Roman Osminkin: Deleuze’s and Guattari’s nomadology theory makes a point about solidarity of individuals that grows proportionally to the growth of its diversity. Diversity is constructed through a constant process of cultural exchange and individuals’ relationships with each other. But the reality we live in is, unfortunately, far much tougher than this, and our nomadic diversity is predetermined (or pre-formatted) by big institutions and corporations. We are allowed to play in a children’s sandbox of identities, but as soon as we go beyond these limits, all of our “selves” crumble within the grinding wheels of “capitalist realism” (Mark Fisher), which reduces everything to a marketplace assortment of affects and pleasures. Therefore, the Rosa House of Culture while continuing to promote the idea of diversity, at the same time, should carry out an understanding of culture as a common deed as it aspires to become not simply a counter-public space, but a true ‘common space’–a space where people practice different types of commonality (depressive, without closeness, artistic, political, ecological, civil, gender, etc.), already, or still impossible in today’s Russian society.

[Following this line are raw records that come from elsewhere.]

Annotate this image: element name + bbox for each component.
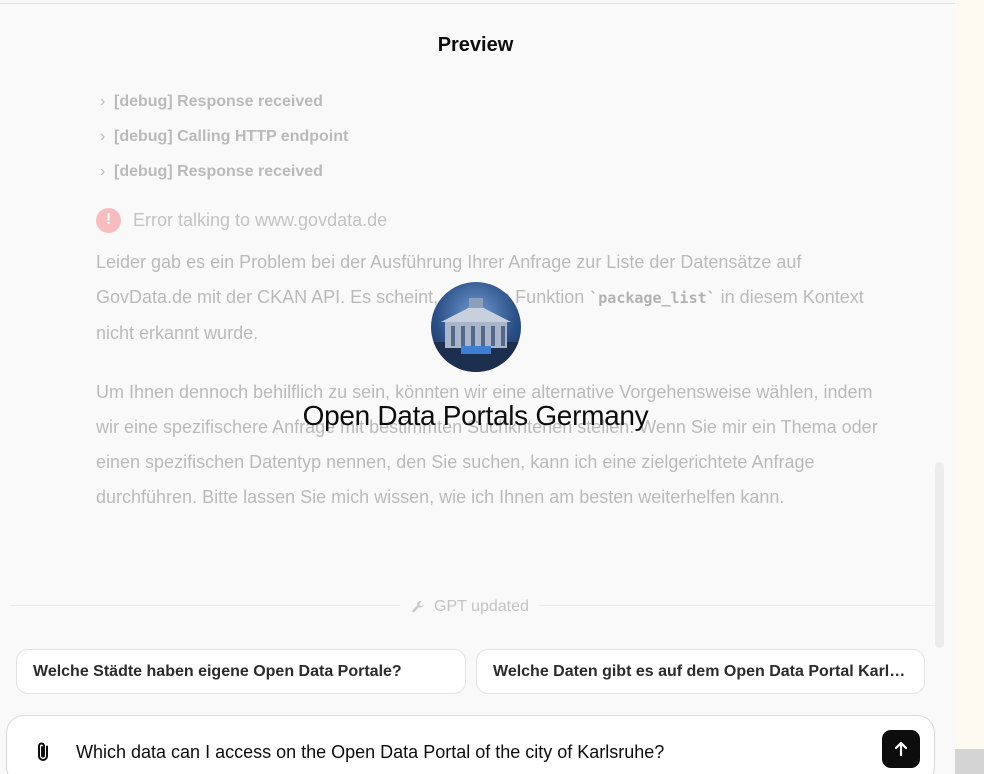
error-text: Error talking to www.govdata.de [133, 209, 388, 230]
error-row: ! Error talking to www.govdata.de [96, 207, 387, 233]
suggestion-chip[interactable]: Welche Städte haben eigene Open Data Por… [16, 649, 466, 694]
gpt-updated-notice: GPT updated [400, 595, 539, 619]
scrollbar-thumb[interactable] [935, 462, 944, 648]
inline-code: `package_list` [589, 289, 716, 307]
preview-title: Preview [437, 34, 514, 56]
gpt-updated-text: GPT updated [434, 598, 529, 615]
wrench-icon [412, 601, 424, 613]
debug-line[interactable]: › [debug] Calling HTTP endpoint [100, 125, 348, 149]
chevron-right-icon: › [100, 93, 106, 110]
suggestion-chip[interactable]: Welche Daten gibt es auf dem Open Data P… [476, 649, 925, 694]
debug-label: [debug] Response received [114, 163, 323, 180]
arrow-up-icon [894, 741, 908, 757]
send-button[interactable] [882, 730, 920, 768]
gpt-name: Open Data Portals Germany [302, 400, 649, 431]
message-composer [6, 715, 935, 774]
exclamation-icon: ! [96, 207, 121, 233]
window-corner [955, 749, 984, 774]
assistant-message-paragraph: Um Ihnen dennoch behilflich zu sein, kön… [96, 382, 878, 507]
debug-label: [debug] Response received [114, 93, 323, 110]
debug-label: [debug] Calling HTTP endpoint [114, 128, 349, 145]
chevron-right-icon: › [100, 128, 106, 145]
gpt-avatar [431, 282, 521, 372]
message-input[interactable] [76, 740, 856, 764]
preview-panel: Preview › [debug] Response received › [deb… [0, 0, 955, 774]
chevron-right-icon: › [100, 163, 106, 180]
paperclip-icon[interactable] [31, 740, 55, 764]
building-image-icon [431, 298, 521, 372]
debug-line[interactable]: › [debug] Response received [100, 160, 323, 184]
debug-line[interactable]: › [debug] Response received [100, 90, 323, 114]
top-divider [0, 3, 955, 4]
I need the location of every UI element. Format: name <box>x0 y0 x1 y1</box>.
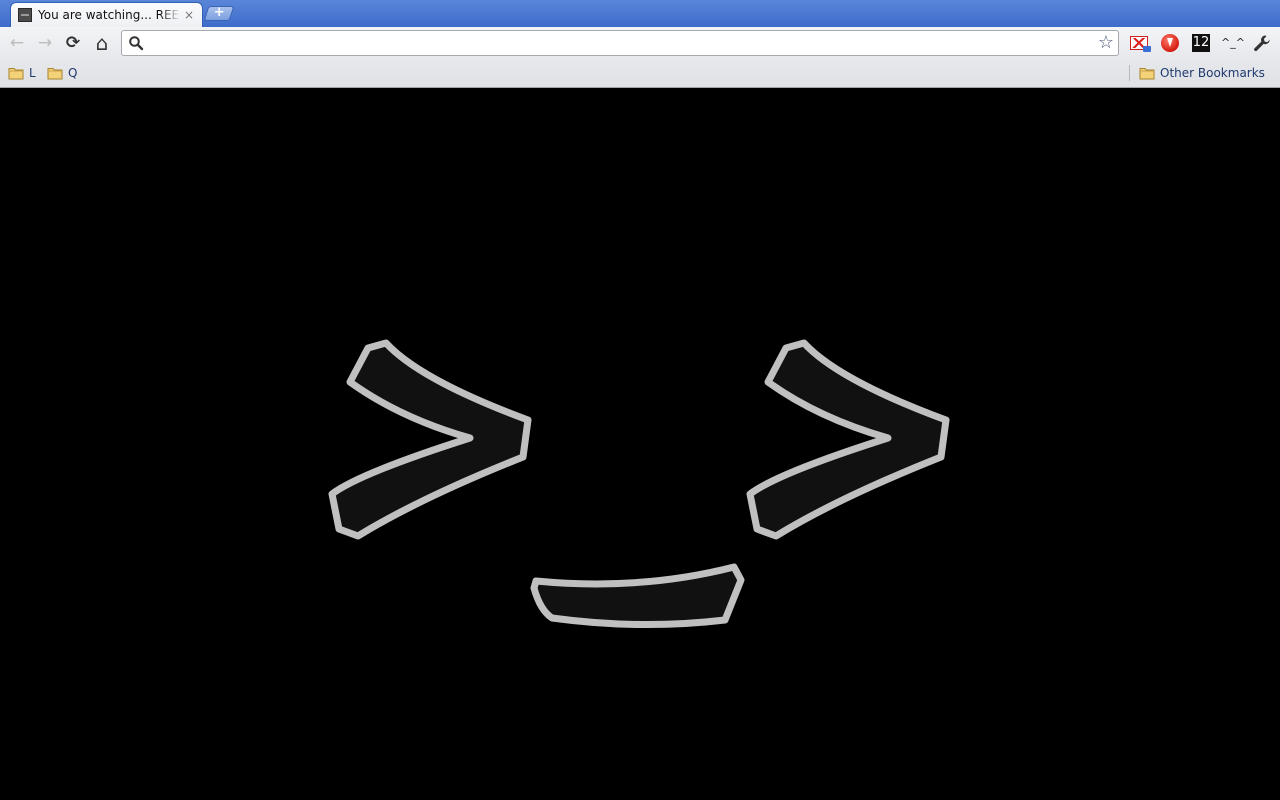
search-icon <box>129 36 144 51</box>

Anastasia Vepreva is an artist, curator, and art critic from Saint Petersburg, Russia. She was born in Arkhangelsk in 1989. She writes about systems of oppression, artificial intelligence, Memory Studies and the concept of death and has published in Moscow Art Magazine, Art Leaks Gazette, Colta.ru and Aroundart.org
Roman Sergeevich Osminkin is a Saint Petersburg based poet, art-theorist, performer and video-artist. He is the author of poetry and short prose books including Comrade-Thing (Kraft, 2010), Comrade-Word (Kraft, 2012), Texts with External Objectives (NLO, 2015) and Not A Word About Politics! (Cicada Press, New York, 2016). He was a member of the Laboratory of Poetic Actionism (interventions into public space).
Jozhi Stolet (Saint Petersburg), studied Philosophy at SPb State University and is now engaged in modern philosophy and cyberfeminism theory. She runs the program in “new philosophical grammar and methodology” at DK Rosa, which involves research into intimate interfaces at the Centre of Intimate Communication Connections.
Dmitry Vilensky is an artist and educator, as well as a founding member of the Chto Delat collective and curator of the School of Engaged Art. He is also a co-founder of Rosa’s House of Culture.